I was truly in awe of how she seemed so grown-up in those moments. How she has found something she loves and she isn’t afraid to try it. She has asked for a “real” guitar for Christmas, and she will get one from her grandparents. Daddy and mommy will get her picks and a stand to go with it for her birthday (4 days after Christmas). She also wants a ukulele – pink, of course. But, I know that even if she didn’t get these things for Christmas, she would still be singing and writing music.

It has occurred to me over the last few days/weeks that my children are really starting to find themselves and figure out what makes them happy. Their personalities are starting to shine, and they are becoming young adults – even at 11 and 7.

I pray for my children often, and the people they are becoming. I want them to grow up knowing they are loved – to never question that fact. I want them to develop security and self worth. I want them to know that no matter what their dreams are, their mother and father will support them – always. I want them to know that regardless of their choices, I will always be their biggest fan.

I want them to know that while poor choices effect their lives, they do not define who they are. I want them to never fear failure, or making a mistake.
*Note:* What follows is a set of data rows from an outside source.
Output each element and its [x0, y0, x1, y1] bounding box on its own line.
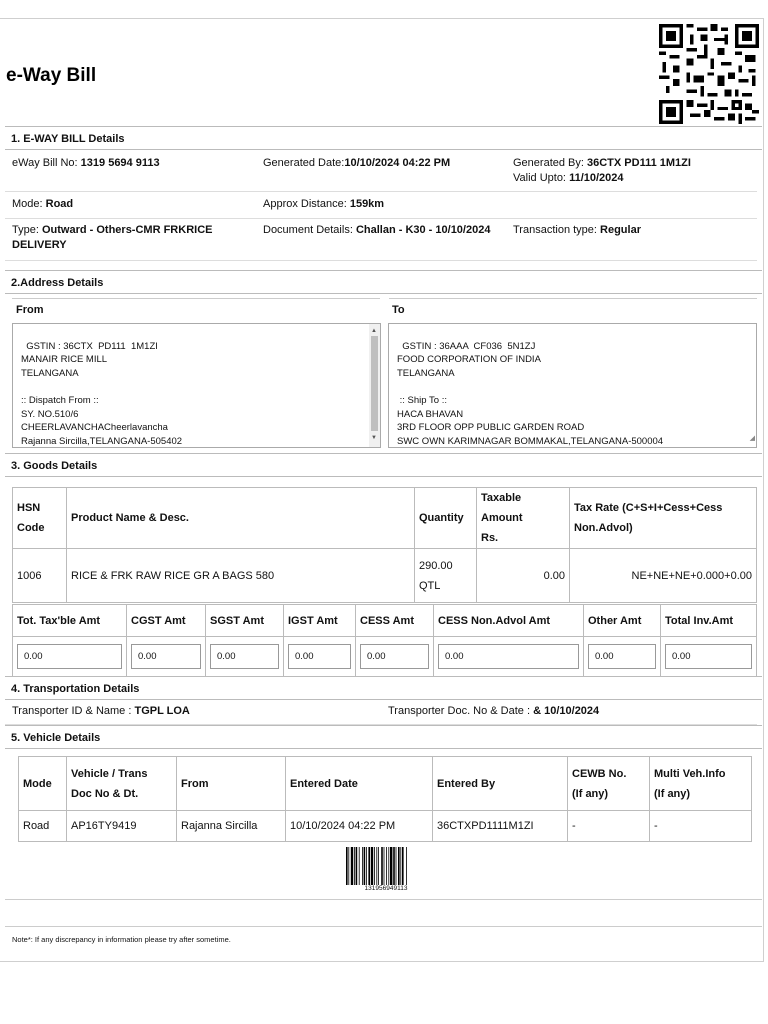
tax-col-taxable: Tot. Tax'ble Amt	[13, 605, 127, 637]
document-details-value: Challan - K30 - 10/10/2024	[355, 224, 491, 236]
cess-amt-field[interactable]: 0.00	[360, 644, 429, 669]
total-inv-amt-field[interactable]: 0.00	[665, 644, 752, 669]
type-value: Outward - Others-CMR FRKRICE	[41, 224, 213, 236]
goods-col-taxable: Taxable Amount Rs.	[477, 488, 570, 549]
transporter-doc-value: & 10/10/2024	[533, 705, 600, 717]
cgst-amt-field[interactable]: 0.00	[131, 644, 201, 669]
ewb-details-row-3	[5, 223, 757, 261]
document-details-field: Document Details: Challan - K30 - 10/10/2024	[263, 224, 491, 236]
tax-values-row	[13, 637, 757, 677]
tax-col-cess: CESS Amt	[356, 605, 434, 637]
vehicle-col-cewb: CEWB No. (If any)	[568, 757, 650, 811]
vehicle-col-multi: Multi Veh.Info (If any)	[650, 757, 752, 811]
transporter-field: Transporter ID & Name : TGPL LOA	[12, 705, 190, 717]
tot-taxable-amt-field[interactable]: 0.00	[17, 644, 122, 669]
type-value-cont: DELIVERY	[12, 239, 67, 251]
vehicle-col-entered-by: Entered By	[433, 757, 568, 811]
to-address-textarea[interactable]	[388, 323, 757, 448]
other-amt-field[interactable]: 0.00	[588, 644, 656, 669]
ewb-details-row-2	[5, 197, 757, 219]
vehicle-multi-cell: -	[650, 811, 752, 842]
ewb-no-value: 1319 5694 9113	[80, 157, 160, 169]
goods-hsn-cell: 1006	[13, 549, 67, 603]
transport-row	[5, 704, 757, 725]
transporter-doc-field: Transporter Doc. No & Date : & 10/10/2024	[388, 705, 600, 717]
table-row	[19, 811, 752, 842]
vehicle-mode-cell: Road	[19, 811, 67, 842]
goods-col-product: Product Name & Desc.	[67, 488, 415, 549]
divider	[5, 926, 762, 927]
scroll-thumb[interactable]	[371, 336, 378, 431]
divider	[5, 899, 762, 900]
section-ewb-details-heading: 1. E-WAY BILL Details	[5, 126, 762, 150]
distance-value: 159km	[349, 198, 385, 210]
vehicle-entered-by-cell: 36CTXPD1111M1ZI	[433, 811, 568, 842]
vehicle-number-cell: AP16TY9419	[67, 811, 177, 842]
from-address-textarea[interactable]	[12, 323, 381, 448]
tax-col-igst: IGST Amt	[284, 605, 356, 637]
section-address-heading: 2.Address Details	[5, 270, 762, 294]
generated-by-value: 36CTX PD111 1M1ZI	[587, 157, 691, 169]
ewb-no-field: eWay Bill No: 1319 5694 9113	[12, 157, 160, 169]
footer-note: Note*: If any discrepancy in information please try after sometime.	[12, 935, 231, 944]
distance-field: Approx Distance: 159km	[263, 198, 385, 210]
mode-value: Road	[45, 198, 74, 210]
from-address-text: GSTIN : 36CTX PD111 1M1ZI MANAIR RICE MILL TELANGANA :: Dispatch From :: SY. NO.510/6 CHEERLAVANCHACheerlavancha Rajanna Sircilla,TELANGANA-505402	[21, 340, 183, 447]
tax-col-sgst: SGST Amt	[206, 605, 284, 637]
section-vehicle-heading: 5. Vehicle Details	[5, 725, 762, 749]
goods-col-taxrate: Tax Rate (C+S+I+Cess+Cess Non.Advol)	[570, 488, 757, 549]
from-label: From	[16, 304, 44, 316]
goods-header-row	[13, 488, 757, 549]
sgst-amt-field[interactable]: 0.00	[210, 644, 279, 669]
tax-col-cess-nonadvol: CESS Non.Advol Amt	[434, 605, 584, 637]
scroll-down-arrow-icon[interactable]: ▼	[371, 435, 377, 442]
tax-header-row	[13, 605, 757, 637]
goods-quantity-cell: 290.00 QTL	[415, 549, 477, 603]
goods-taxrate-cell: NE+NE+NE+0.000+0.00	[570, 549, 757, 603]
vehicle-entered-date-cell: 10/10/2024 04:22 PM	[286, 811, 433, 842]
goods-table	[12, 487, 757, 603]
generated-date-field: Generated Date:10/10/2024 04:22 PM	[263, 157, 451, 169]
transporter-value: TGPL LOA	[134, 705, 190, 717]
section-transport-heading: 4. Transportation Details	[5, 676, 762, 700]
vehicle-table	[18, 756, 752, 842]
qr-code	[656, 24, 762, 124]
tax-col-other: Other Amt	[584, 605, 661, 637]
to-divider	[389, 298, 757, 299]
page-title: e-Way Bill	[6, 65, 97, 86]
vehicle-header-row	[19, 757, 752, 811]
barcode	[346, 847, 426, 885]
vehicle-col-vehicle: Vehicle / Trans Doc No & Dt.	[67, 757, 177, 811]
vehicle-cewb-cell: -	[568, 811, 650, 842]
to-label: To	[392, 304, 405, 316]
igst-amt-field[interactable]: 0.00	[288, 644, 351, 669]
vehicle-col-from: From	[177, 757, 286, 811]
resize-handle-icon[interactable]: ◢	[749, 435, 755, 443]
vehicle-col-mode: Mode	[19, 757, 67, 811]
to-address-text: GSTIN : 36AAA CF036 5N1ZJ FOOD CORPORATION OF INDIA TELANGANA :: Ship To :: HACA BHAVAN 3RD FLOOR OPP PUBLIC GARDEN ROAD SWC OWN KARIMNAGAR BOMMAKAL,TELANGANA-500004	[397, 340, 664, 447]
type-field: Type: Outward - Others-CMR FRKRICE DELIVERY	[12, 224, 213, 251]
scroll-up-arrow-icon[interactable]: ▲	[371, 328, 377, 334]
tax-col-cgst: CGST Amt	[127, 605, 206, 637]
ewb-details-row-1	[5, 156, 757, 192]
from-divider	[12, 298, 380, 299]
tax-summary-table	[12, 604, 757, 677]
vehicle-from-cell: Rajanna Sircilla	[177, 811, 286, 842]
from-address-scrollbar[interactable]	[369, 324, 380, 447]
tax-col-total: Total Inv.Amt	[661, 605, 757, 637]
goods-col-quantity: Quantity	[415, 488, 477, 549]
table-row	[13, 549, 757, 603]
goods-taxable-cell: 0.00	[477, 549, 570, 603]
cess-nonadvol-amt-field[interactable]: 0.00	[438, 644, 579, 669]
generated-date-value: 10/10/2024 04:22 PM	[344, 157, 451, 169]
goods-col-hsn: HSN Code	[13, 488, 67, 549]
transaction-type-field: Transaction type: Regular	[513, 224, 641, 236]
transaction-type-value: Regular	[600, 224, 641, 236]
barcode-number: 131956949113	[364, 885, 408, 892]
vehicle-col-entered-date: Entered Date	[286, 757, 433, 811]
section-goods-heading: 3. Goods Details	[5, 453, 762, 477]
generated-by-field: Generated By: 36CTX PD111 1M1ZI Valid Upto: 11/10/2024	[513, 157, 691, 184]
mode-field: Mode: Road	[12, 198, 74, 210]
goods-product-cell: RICE & FRK RAW RICE GR A BAGS 580	[67, 549, 415, 603]
valid-upto-value: 11/10/2024	[569, 172, 624, 184]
I want them to learn to fall, and know that when they do, I will be there to help them back up again. I want them to know, without a doubt, there is nothing they can do that will ever make me stop loving them – NOTHING. I want them to follow their dreams, and never listen to a world that tells them they can’t.

But mostly, I just want them to live a life of which they are proud – and to always feel safe to follow their dreams within the walls of our little home.

What are your biggest dreams for your children?